Genotype is information (like a computer code or a recipe)
Phenotype is the result that is acted upon (the program or nozzle or recipe result). Random mutations in the former can only be
selected if they result in beneficial changes to the latter. Natural selection can't look at the recipe and tell if it "tastes good"-- you have to actually make the food before the recipe can be selected before or against. (You can have a little bit of yucky in a recipe without changing the fact that overall it's yummy.) Mijo just jumbles all the randomness together and decides it makes sense to say "evolution is random because each part can be described by a probability distribution." Yes, there's "random crap" in DNA--but that doesn't make the selection process random.
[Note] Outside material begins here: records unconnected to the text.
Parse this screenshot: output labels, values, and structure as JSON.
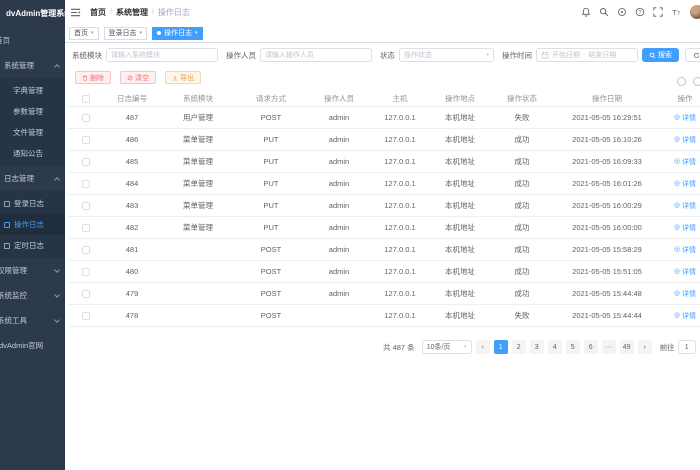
{
  "app": {
    "title": "dvAdmin管理系统",
    "accent_color": "#409eff",
    "sidebar_bg": "#2d3a4b",
    "danger_color": "#f56c6c",
    "warning_color": "#e6a23c"
  },
  "sidebar": {
    "items": [
      {
        "label": "首页"
      },
      {
        "label": "系统管理",
        "expanded": true
      },
      {
        "label": "字典管理"
      },
      {
        "label": "参数管理"
      },
      {
        "label": "文件管理"
      },
      {
        "label": "通知公告"
      },
      {
        "label": "日志管理",
        "expanded": true
      },
      {
        "label": "登录日志"
      },
      {
        "label": "操作日志",
        "active": true
      },
      {
        "label": "定时日志"
      },
      {
        "label": "权限管理"
      },
      {
        "label": "系统监控"
      },
      {
        "label": "系统工具"
      },
      {
        "label": "dvAdmin官网"
      }
    ]
  },
  "header": {
    "breadcrumb": [
      "首页",
      "系统管理",
      "操作日志"
    ],
    "icons": [
      "hamburger-icon",
      "bell-icon",
      "search-icon",
      "target-icon",
      "question-icon",
      "fullscreen-icon",
      "font-size-icon",
      "avatar"
    ]
  },
  "tabs": [
    {
      "label": "首页",
      "active": false
    },
    {
      "label": "登录日志",
      "active": false
    },
    {
      "label": "操作日志",
      "active": true
    }
  ],
  "filters": {
    "module_label": "系统模块",
    "module_placeholder": "请输入系统模块",
    "operator_label": "操作人员",
    "operator_placeholder": "请输入操作人员",
    "status_label": "状态",
    "status_placeholder": "操作状态",
    "time_label": "操作时间",
    "time_start_placeholder": "开始日期",
    "time_separator": "-",
    "time_end_placeholder": "结束日期",
    "search_button": "搜索",
    "reset_button": "重置"
  },
  "toolbar": {
    "delete_button": "删除",
    "clear_button": "清空",
    "export_button": "导出"
  },
  "table": {
    "columns": [
      "日志编号",
      "系统模块",
      "请求方式",
      "操作人员",
      "主机",
      "操作地点",
      "操作状态",
      "操作日期",
      "操作"
    ],
    "detail_link": "详情",
    "rows": [
      {
        "id": "487",
        "module": "用户管理",
        "method": "POST",
        "operator": "admin",
        "host": "127.0.0.1",
        "location": "本机地址",
        "status": "失败",
        "date": "2021-05-05 16:29:51"
      },
      {
        "id": "486",
        "module": "菜单管理",
        "method": "PUT",
        "operator": "admin",
        "host": "127.0.0.1",
        "location": "本机地址",
        "status": "成功",
        "date": "2021-05-05 16:10:26"
      },
      {
        "id": "485",
        "module": "菜单管理",
        "method": "PUT",
        "operator": "admin",
        "host": "127.0.0.1",
        "location": "本机地址",
        "status": "成功",
        "date": "2021-05-05 16:09:33"
      },
      {
        "id": "484",
        "module": "菜单管理",
        "method": "PUT",
        "operator": "admin",
        "host": "127.0.0.1",
        "location": "本机地址",
        "status": "成功",
        "date": "2021-05-05 16:01:26"
      },
      {
        "id": "483",
        "module": "菜单管理",
        "method": "PUT",
        "operator": "admin",
        "host": "127.0.0.1",
        "location": "本机地址",
        "status": "成功",
        "date": "2021-05-05 16:00:29"
      },
      {
        "id": "482",
        "module": "菜单管理",
        "method": "PUT",
        "operator": "admin",
        "host": "127.0.0.1",
        "location": "本机地址",
        "status": "成功",
        "date": "2021-05-05 16:00:00"
      },
      {
        "id": "481",
        "module": "",
        "method": "POST",
        "operator": "admin",
        "host": "127.0.0.1",
        "location": "本机地址",
        "status": "成功",
        "date": "2021-05-05 15:58:29"
      },
      {
        "id": "480",
        "module": "",
        "method": "POST",
        "operator": "admin",
        "host": "127.0.0.1",
        "location": "本机地址",
        "status": "成功",
        "date": "2021-05-05 15:51:05"
      },
      {
        "id": "479",
        "module": "",
        "method": "POST",
        "operator": "admin",
        "host": "127.0.0.1",
        "location": "本机地址",
        "status": "成功",
        "date": "2021-05-05 15:44:48"
      },
      {
        "id": "478",
        "module": "",
        "method": "POST",
        "operator": "",
        "host": "127.0.0.1",
        "location": "本机地址",
        "status": "失败",
        "date": "2021-05-05 15:44:44"
      }
    ]
  },
  "pagination": {
    "total": "共 487 条",
    "page_size": "10条/页",
    "pages": [
      "1",
      "2",
      "3",
      "4",
      "5",
      "6",
      "···",
      "49"
    ],
    "active_page": "1",
    "goto_label": "前往",
    "goto_value": "1"
  }
}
A loaded die will "select for" a particular number and this won't be a random result, and only one interested in obfuscating would call such a result a "random result" as opposed to a "biased result" or something else more explanatory.
It's almost as if he's saying, "well you still can't predict exactly how a loaded die will land
every time--so it's still random". (Remember, his definition of random is that "it can be described by a probability distribution".) So, per his definition--the dice IS "random"--but that is uninformative as to the loaded nature of the dice and purposely misleading (Or so the Gaming Control Board would say.)
You can almost hear Dawkins annoyance at the creationist obfuscation of natural selection in his speech, but when you read mijo you can understand Dawkins' frustration completely, can't you? I mean, you just cannot have a dialogue with some people. They have a mental block that shuts out everything that negates what they are saying in the slightest way. It's like his brain can only register information that allows him to say, "
evolution is random, evolution is random...85 years of research says evolution is random" like a crazed parrot.